Whilst 63% of French employees and 57% of Spanish employees feel empowered to lead innovation and drive change, less than half (47%) of employees surveyed across the UK agree, revealed the research commissioned by BMC and conducted by UK business insights agency, Opinion Life.
In turn, this appears to be impacting morale, as just 54% of employees in the UK said they feel inspired in the workplace compared to 74% in Spain, 73% in France and 66% in Germany.
As businesses strive to stay ahead of the competition, making innovative use of technology is a top priority.

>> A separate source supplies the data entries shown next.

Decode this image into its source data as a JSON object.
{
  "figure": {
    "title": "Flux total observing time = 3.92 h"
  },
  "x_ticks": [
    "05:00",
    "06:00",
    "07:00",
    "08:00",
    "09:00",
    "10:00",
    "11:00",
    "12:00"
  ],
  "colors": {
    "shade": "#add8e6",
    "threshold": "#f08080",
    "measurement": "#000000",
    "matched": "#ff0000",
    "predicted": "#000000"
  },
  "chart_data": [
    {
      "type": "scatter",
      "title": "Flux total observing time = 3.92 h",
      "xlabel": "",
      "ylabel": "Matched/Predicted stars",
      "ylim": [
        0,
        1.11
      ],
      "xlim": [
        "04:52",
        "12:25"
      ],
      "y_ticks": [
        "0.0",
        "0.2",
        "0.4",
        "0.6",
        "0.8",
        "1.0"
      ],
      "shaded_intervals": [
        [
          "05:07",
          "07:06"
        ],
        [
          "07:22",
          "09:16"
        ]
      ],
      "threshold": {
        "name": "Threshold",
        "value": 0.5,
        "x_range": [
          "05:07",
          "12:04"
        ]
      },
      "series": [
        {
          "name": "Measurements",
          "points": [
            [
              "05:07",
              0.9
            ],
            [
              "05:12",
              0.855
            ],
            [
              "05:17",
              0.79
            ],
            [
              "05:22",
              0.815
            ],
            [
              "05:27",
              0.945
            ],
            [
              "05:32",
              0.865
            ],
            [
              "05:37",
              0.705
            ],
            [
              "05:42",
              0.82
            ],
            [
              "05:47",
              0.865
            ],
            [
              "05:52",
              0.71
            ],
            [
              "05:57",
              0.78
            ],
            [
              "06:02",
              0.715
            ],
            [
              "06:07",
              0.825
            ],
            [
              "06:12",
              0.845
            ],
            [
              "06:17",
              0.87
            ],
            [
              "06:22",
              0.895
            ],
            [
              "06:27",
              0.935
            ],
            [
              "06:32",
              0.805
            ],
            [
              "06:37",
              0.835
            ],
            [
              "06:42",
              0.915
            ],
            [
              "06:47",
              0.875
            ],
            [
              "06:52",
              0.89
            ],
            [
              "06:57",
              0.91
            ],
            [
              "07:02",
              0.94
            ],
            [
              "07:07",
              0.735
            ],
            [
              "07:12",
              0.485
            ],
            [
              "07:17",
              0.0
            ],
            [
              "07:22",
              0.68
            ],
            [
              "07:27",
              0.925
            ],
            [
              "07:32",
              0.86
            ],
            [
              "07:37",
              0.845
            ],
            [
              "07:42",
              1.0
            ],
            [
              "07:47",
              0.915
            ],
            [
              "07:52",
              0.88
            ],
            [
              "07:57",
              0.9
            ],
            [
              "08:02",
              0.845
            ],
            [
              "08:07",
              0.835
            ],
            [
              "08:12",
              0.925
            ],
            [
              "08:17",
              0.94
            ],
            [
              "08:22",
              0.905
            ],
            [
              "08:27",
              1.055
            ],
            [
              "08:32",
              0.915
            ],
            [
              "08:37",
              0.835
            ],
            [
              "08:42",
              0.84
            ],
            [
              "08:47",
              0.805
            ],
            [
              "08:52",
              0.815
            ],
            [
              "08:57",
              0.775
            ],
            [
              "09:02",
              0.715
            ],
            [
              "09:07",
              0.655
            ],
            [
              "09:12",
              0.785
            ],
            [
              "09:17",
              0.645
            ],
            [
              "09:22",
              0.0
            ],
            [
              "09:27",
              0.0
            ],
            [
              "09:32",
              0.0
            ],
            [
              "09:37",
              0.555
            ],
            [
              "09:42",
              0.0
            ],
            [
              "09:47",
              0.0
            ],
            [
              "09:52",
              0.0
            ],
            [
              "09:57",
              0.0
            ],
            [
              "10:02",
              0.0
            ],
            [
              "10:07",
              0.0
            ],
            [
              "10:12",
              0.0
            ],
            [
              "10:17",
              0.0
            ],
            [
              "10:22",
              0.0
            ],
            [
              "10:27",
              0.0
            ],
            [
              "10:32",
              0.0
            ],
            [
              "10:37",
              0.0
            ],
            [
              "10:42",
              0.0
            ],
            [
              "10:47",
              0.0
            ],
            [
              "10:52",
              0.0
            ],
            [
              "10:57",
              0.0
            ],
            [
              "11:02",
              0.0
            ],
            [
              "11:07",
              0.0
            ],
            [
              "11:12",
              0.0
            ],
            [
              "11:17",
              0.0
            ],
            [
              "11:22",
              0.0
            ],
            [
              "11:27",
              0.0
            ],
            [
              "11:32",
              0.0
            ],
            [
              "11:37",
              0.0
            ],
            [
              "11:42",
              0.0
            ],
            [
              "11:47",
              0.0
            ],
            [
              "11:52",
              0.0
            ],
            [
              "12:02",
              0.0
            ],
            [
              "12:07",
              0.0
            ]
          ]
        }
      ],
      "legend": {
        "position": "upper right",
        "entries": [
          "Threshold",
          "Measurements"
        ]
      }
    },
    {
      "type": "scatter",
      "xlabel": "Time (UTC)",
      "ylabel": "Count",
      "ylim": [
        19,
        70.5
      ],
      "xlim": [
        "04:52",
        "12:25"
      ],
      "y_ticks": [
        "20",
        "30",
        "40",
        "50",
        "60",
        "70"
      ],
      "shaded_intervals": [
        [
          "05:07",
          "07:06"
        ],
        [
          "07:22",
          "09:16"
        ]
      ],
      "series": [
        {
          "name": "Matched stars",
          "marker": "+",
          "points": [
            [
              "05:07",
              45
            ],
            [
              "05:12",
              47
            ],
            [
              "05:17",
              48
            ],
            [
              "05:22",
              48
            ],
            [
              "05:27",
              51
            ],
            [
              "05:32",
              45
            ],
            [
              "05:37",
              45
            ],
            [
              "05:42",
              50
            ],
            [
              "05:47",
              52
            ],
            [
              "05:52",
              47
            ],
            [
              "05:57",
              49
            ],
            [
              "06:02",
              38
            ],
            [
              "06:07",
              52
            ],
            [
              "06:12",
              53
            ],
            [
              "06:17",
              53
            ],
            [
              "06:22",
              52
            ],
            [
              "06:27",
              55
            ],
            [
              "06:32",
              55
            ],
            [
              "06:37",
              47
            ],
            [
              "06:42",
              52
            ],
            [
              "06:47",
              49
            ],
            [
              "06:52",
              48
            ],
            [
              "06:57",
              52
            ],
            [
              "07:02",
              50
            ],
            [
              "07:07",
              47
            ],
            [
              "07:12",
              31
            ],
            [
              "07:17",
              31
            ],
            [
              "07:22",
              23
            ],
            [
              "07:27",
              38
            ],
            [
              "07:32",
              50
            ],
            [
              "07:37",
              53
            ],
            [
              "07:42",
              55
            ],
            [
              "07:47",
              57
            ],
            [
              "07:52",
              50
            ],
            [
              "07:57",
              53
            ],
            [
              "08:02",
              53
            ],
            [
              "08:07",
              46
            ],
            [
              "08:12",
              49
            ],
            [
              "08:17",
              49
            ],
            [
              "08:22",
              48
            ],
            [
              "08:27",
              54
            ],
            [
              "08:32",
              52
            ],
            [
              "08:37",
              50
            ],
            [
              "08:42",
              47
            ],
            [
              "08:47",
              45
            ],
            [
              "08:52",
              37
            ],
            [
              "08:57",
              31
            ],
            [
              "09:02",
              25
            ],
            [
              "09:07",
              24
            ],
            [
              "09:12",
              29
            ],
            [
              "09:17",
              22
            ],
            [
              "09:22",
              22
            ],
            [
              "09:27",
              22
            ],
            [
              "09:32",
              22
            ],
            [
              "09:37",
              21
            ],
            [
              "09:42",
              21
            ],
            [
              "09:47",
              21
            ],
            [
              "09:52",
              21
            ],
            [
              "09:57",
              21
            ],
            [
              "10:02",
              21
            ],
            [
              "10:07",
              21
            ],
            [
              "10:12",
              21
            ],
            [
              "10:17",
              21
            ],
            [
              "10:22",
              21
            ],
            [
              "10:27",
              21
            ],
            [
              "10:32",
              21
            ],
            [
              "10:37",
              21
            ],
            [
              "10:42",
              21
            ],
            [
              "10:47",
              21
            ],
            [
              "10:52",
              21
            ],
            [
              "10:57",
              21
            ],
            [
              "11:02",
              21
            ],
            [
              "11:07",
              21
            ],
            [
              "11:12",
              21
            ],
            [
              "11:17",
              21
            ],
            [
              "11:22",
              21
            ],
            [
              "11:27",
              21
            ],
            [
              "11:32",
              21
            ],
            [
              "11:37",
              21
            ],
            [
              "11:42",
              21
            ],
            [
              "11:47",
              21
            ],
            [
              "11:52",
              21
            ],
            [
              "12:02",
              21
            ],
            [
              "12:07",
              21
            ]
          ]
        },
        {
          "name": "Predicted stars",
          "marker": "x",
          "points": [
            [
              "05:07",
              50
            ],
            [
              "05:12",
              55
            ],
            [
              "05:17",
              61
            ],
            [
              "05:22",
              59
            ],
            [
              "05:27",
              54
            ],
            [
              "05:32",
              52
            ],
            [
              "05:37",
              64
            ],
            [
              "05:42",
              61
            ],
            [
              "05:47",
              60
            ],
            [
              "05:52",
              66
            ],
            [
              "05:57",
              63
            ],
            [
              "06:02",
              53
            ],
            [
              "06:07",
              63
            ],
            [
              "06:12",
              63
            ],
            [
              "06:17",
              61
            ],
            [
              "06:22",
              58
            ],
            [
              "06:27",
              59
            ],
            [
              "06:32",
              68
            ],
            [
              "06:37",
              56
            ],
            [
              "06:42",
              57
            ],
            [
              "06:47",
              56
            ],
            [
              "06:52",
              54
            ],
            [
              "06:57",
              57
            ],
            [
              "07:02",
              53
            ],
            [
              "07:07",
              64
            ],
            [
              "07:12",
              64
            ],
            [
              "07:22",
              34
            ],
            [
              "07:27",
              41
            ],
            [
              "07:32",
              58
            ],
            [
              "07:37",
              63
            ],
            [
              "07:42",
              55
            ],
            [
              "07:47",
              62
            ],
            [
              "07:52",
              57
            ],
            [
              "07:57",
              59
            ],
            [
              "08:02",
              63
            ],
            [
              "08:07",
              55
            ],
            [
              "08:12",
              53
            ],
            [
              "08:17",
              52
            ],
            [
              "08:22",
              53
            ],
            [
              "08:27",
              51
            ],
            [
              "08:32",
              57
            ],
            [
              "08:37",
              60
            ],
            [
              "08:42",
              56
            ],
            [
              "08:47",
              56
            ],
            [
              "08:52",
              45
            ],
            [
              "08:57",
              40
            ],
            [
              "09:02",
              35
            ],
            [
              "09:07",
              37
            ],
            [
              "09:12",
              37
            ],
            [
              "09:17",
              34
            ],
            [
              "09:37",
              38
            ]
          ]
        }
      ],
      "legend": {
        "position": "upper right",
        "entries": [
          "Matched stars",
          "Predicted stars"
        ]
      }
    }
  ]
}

However, the research suggests that businesses across the UK are struggling to foster an innovative culture fast enough and failing to capitalise on the creativity of their staff.
In today’s ever-changing business climate with fast-paced competition, the C-suite must take tangible steps to encourage an innovative culture at work, underpinned by the latest technology to meet the demands of today’s workforce, said the BMC.
Shafath Syed, senior director of End User Solutions at BMC said: “To create a culture that capitalises upon the creativity and experience of staff, businesses across the UK should encourage and empower workers to share new ideas to drive innovation. This requires strong leadership, regular feedback and updates so that staff feel they are being heard.
While 82% of UK workers think that their workplace is productive and a further 74% think it is efficient, less than half (42%) believe their workplace is innovative. Collaboration plays a key factor in this opinion, with almost a third of UK employees saying that their workplace is siloed and fragmented.
According to the survey, UK businesses are also failing to capitalise upon the creativity of their staff. While 67% feel able to offer their ideas at work, only 57% think that management are receptive to new ideas, and only 56% say there is a formal way to submit ideas to management in the workplace.
Further to observing a lack of innovation and change, many UK workers do not feel equipped to deal with the fast pace of technological change affecting the economy today. Almost half of respondents feel concerned that they do not have the skills necessary for the future workplace.
In light of this, BMC found that workers are keen to embrace new digital skills, with 18% expressing a desire and thinking they will need to be able to build mobile apps by 2020, up from 6% today in 2016.
Mr. Syed added: “Employers should identify and empower digital change agents within their businesses, who are tasked with leading innovation and driving change, and given full support from management to do so. However, this can be easier said than done. Businesses should call on the guidance and expertise of strategic partners to help implement Digital Workplace solutions to empower employees.”